Syria massacre in Tremseh village sparks new calls for action against Assad regime

Syria's opposition urged the world to unite in action against the Assad regime on Friday after as many as 200 Sunni villagers were reportedly killed in the worst civilian massacre of the uprising.


The Syrian government said that 50 people had died in the village, but claimed that the massacre was carried out by rebels and foreign journalists
Amateur video footage which appeared to show the corpses of 15 men gave an inkling of the scale of the reported bloodletting in the village of Tremseh after a major onslaught by government forces and pro-regime militiamen.
Survivors and activists told of how gunmen went from house to house clinically executing survivors while others were shot dead as they tried to escape through the fields surrounding the village, which lies in Syria's western province of Hama.
The bloodshed marked the third large-scale massacre in Syria since mid-May, all of which have involved Sunni villages located in areas dominated by members of President Bashar al-Assad's Alawite minority.
The operation began in the early hours of Thursday morning as the army sealed off roads leading into the village, before launching a ferocious bombardment that involved tanks, mortars and helicopter gunships.
Many of those killed died when shells struck a mosque where panicked villagers had taken shelter, one activist said.
After the small numbers of rebels defending the village were overwhelmed, soldiers and members of the largely Alawite Shabiha militia moved in to begin inflicting reprisals.
"It appears that Alawite militiamen from surrounding villages descended on Tremseh after its rebel defenders pulled out, and started killing the people," Fadi Sameh, an opposition activist from the village, told Reuters.
"Whole houses have been destroyed and burnt from the shelling. Every family in the town seems to have members killed. We have names of men, women and children from countless families."
The Hama Revolutionary Council claimed that the total death toll reached 220.
"They died from bombardment by tanks and helicopters, artillery shelling and summary executions," it said.
The Syrian government said that 50 people had died in the village, but claimed that the massacre was carried out by rebels and foreign journalists.
"The bloodthirsty media in collaboration with gangs of armed terrorists massacred residents of Tremseh village ... to sway public opinion against Syria and its people and provoke international intervention on the eve of a UN Security Council meeting," state-run news agency SANA said.

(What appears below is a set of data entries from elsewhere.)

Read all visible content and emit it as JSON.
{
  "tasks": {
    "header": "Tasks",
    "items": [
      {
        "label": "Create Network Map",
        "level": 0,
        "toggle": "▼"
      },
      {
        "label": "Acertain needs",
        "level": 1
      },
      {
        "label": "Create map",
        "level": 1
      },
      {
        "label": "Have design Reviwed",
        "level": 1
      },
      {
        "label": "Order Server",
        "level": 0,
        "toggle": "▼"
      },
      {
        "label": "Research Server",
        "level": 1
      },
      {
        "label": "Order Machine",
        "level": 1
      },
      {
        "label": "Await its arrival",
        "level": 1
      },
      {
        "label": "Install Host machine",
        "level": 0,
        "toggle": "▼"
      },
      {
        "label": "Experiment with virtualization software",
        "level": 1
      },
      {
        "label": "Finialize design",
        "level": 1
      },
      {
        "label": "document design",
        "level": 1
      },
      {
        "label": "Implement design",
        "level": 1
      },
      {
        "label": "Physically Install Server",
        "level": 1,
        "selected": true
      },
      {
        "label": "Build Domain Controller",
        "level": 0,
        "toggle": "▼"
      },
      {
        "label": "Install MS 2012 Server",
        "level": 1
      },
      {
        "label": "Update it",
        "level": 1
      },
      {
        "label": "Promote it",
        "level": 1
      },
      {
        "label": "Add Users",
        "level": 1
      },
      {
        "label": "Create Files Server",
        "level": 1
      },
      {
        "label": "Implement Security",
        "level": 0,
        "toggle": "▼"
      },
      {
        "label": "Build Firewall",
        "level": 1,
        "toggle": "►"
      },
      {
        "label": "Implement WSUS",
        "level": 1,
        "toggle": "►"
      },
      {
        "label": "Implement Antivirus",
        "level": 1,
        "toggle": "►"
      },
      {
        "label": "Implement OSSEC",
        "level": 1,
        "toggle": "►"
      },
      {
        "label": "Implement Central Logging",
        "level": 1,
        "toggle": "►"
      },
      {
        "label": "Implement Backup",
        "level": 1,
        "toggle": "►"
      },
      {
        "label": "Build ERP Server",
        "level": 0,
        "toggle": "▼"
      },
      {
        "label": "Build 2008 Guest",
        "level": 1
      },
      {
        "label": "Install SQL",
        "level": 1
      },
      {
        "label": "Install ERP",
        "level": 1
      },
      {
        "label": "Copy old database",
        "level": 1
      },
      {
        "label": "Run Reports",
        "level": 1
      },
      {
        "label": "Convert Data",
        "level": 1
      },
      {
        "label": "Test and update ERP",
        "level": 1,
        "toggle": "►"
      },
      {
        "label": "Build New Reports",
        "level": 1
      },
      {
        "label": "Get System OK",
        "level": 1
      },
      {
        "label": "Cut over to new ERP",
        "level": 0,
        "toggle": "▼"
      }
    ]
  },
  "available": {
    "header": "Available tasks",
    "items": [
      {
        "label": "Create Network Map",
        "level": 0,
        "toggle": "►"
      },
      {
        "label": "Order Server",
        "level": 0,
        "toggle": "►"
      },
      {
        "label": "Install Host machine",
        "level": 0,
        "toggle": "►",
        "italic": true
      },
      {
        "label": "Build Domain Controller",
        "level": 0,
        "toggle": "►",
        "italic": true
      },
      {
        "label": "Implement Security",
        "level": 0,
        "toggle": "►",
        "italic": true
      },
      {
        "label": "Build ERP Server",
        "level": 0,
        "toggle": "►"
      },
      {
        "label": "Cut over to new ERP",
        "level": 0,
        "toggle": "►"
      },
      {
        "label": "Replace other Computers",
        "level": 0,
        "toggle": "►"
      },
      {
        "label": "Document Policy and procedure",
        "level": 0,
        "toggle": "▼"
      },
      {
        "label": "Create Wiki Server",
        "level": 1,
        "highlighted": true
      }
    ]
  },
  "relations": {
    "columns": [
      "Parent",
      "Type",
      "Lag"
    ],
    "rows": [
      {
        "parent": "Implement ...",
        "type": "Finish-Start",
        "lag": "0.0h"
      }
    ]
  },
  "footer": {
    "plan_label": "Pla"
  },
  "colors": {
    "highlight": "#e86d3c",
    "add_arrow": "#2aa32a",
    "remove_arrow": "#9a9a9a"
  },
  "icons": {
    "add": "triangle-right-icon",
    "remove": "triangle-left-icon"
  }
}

The first reports of the killings filtered through as the United Nations Security Council held a closed-door session to debate a resolution to threaten the Assad regime with mandatory sanctions if it failed to implement an updated peace plan.
But Russia threatened to veto it, demonstrating the continued paralysis of the international response to the Syrian crisis.
Syria's main opposition alliance said that the massacre left the international community with no choice but to act.
"To stop this bloody madness which threatens the entity of Syria, as well as peace and the security in the region and in the world, requires an urgent and sharp resolution of the Security Council under Chapter VII (of the UN Charter) which protects the Syrian people," the Syrian National Council said.
Chapter VII allows for punitive measures against regimes considered a threat to the peace, including economic sanctions and military intervention.
"We expect members of the Security Council to assume total responsibility to protect defenceless Syrians against these shameful crimes," the council added, calling the massacre "among the more infamous genocides of the Syrian regime."